Simulation of nitrogen demand and uptake in potato using a carbon-assimilation approach

Authors: Timlin, Dennis; KOUZNETSOV, MIKHAIL - BEN-GURION U OF NEGEV, IS; Fleisher, David; KIM, SOO-HYUNG - UNIV OF WASHINGTON; Reddy, Vangimalla

Submitted to: Book Chapter
Publication Type: Book / Chapter
Publication Acceptance Date: 4/5/2008
Publication Date: 8/1/2008
Citation: Timlin, D.J., Kouznetsov, M., Fleisher, D.H., Kim, S., Reddy, V. 2008. Simulation of nitrogen demand and uptake in potato using a carbon-assimilation approach. In: Ma, L., Ahuja, L.R., and Bruulsema T., editors. Quantifying Understanding Plant Nitrogen Uptake for Systems Modeling. Boca Raton, FL: CRC Press. p. 219-243.

Interpretive Summary: Nitrogen is an important nutrient for crops and large amounts are added to soil as an amendment. The amount of fertilizer nitrogen taken up by plants is proportional to their growth rate. If plant growth is reduced by environmental factors, excess nitrogen not taken up by the crop may become a potential pollutant in ground-water. Computer simulation models of crop growth can be useful tools to help farmers, farm managers, consultants, and agricultural researchers to match nitrogen application rates with crop need. The research results were used to develop a new approach to simulating nitrogen uptake in plants. The results of this research will result in more robust models of crop growth that can be used for assessment and management of nitrogen use by plants as related to their rate of growth and environmental conditions.

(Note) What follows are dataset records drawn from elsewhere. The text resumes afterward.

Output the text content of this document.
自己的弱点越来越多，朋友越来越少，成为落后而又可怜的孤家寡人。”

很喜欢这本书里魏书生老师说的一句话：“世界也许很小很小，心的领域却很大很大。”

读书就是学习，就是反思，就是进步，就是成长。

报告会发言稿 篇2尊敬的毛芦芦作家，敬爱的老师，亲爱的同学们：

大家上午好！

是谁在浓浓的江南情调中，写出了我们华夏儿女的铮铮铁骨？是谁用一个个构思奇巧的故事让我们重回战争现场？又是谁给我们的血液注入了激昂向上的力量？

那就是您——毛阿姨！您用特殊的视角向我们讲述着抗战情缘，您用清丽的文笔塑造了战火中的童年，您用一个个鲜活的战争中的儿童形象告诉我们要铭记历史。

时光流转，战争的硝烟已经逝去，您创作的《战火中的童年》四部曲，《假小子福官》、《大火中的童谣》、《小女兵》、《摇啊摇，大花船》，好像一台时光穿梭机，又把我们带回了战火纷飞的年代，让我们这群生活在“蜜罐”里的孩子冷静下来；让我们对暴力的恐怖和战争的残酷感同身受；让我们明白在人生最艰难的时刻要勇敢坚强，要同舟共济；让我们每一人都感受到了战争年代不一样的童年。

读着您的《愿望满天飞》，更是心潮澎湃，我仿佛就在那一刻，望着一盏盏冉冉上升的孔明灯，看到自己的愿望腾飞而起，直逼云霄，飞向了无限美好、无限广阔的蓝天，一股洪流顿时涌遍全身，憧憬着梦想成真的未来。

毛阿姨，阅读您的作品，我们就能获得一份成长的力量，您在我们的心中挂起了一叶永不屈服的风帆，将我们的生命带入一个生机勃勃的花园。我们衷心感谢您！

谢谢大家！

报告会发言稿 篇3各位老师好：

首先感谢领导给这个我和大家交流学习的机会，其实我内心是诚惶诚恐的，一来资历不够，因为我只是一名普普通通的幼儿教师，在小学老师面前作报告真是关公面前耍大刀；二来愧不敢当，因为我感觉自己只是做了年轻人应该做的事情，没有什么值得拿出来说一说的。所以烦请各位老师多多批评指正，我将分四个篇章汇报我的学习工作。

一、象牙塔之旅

Technical Abstract: An understanding of how plants regulate and take up N is important if models are to simulate N dynamics realistically. Many current models consider critical percentages of N in plants in order to calculate demand and account for the effects of N availability on plant growth. Our objective was to quantify the relative amounts of active and passive N (as nitrate) uptake, and carbon assimilation rates in potato under a range of six soil N contents (2, 4, 6, 8, 11, and 14 mM N) and two CO2 levels (370 and 700 umol M-1). A second objective was to evaluate an approach to simulate active and passive N uptake using the soil model 2DSOIL and a simple crop model to determine how well the overall approach describes measured phenomenon. In the model, nitrogen uptake is regulated by carbon assimilation rate, concentration of nitrogen in the soil, and two parameters of the Michaelis-Menton equation, maximum N flux rate and the concentration of N in the soil where the flux rate is one half the maximum. The experiments were carried out using pots in daylit growth chambers with temperature and CO2 control. The crop was potato (Solanum tuberosum L.). Carbon assimilation and transpiration rates, light interception, and end of season biomass and N contents were measured. Total N uptake was calculated from carbon assimilation rates and N contents, N uptake by mass flow was calculated from transpiration and soil N content and diffusive fluxes were calculated by difference. Mass flow rates of N uptake were less than diffusive rates and the difference increased with decreasing N application rate. Simulated trends were similar to measured. The results indicated that simulation of N uptake using carbon assimilation, C/N ratio, and soil N content to regulate N uptake is a useful approach.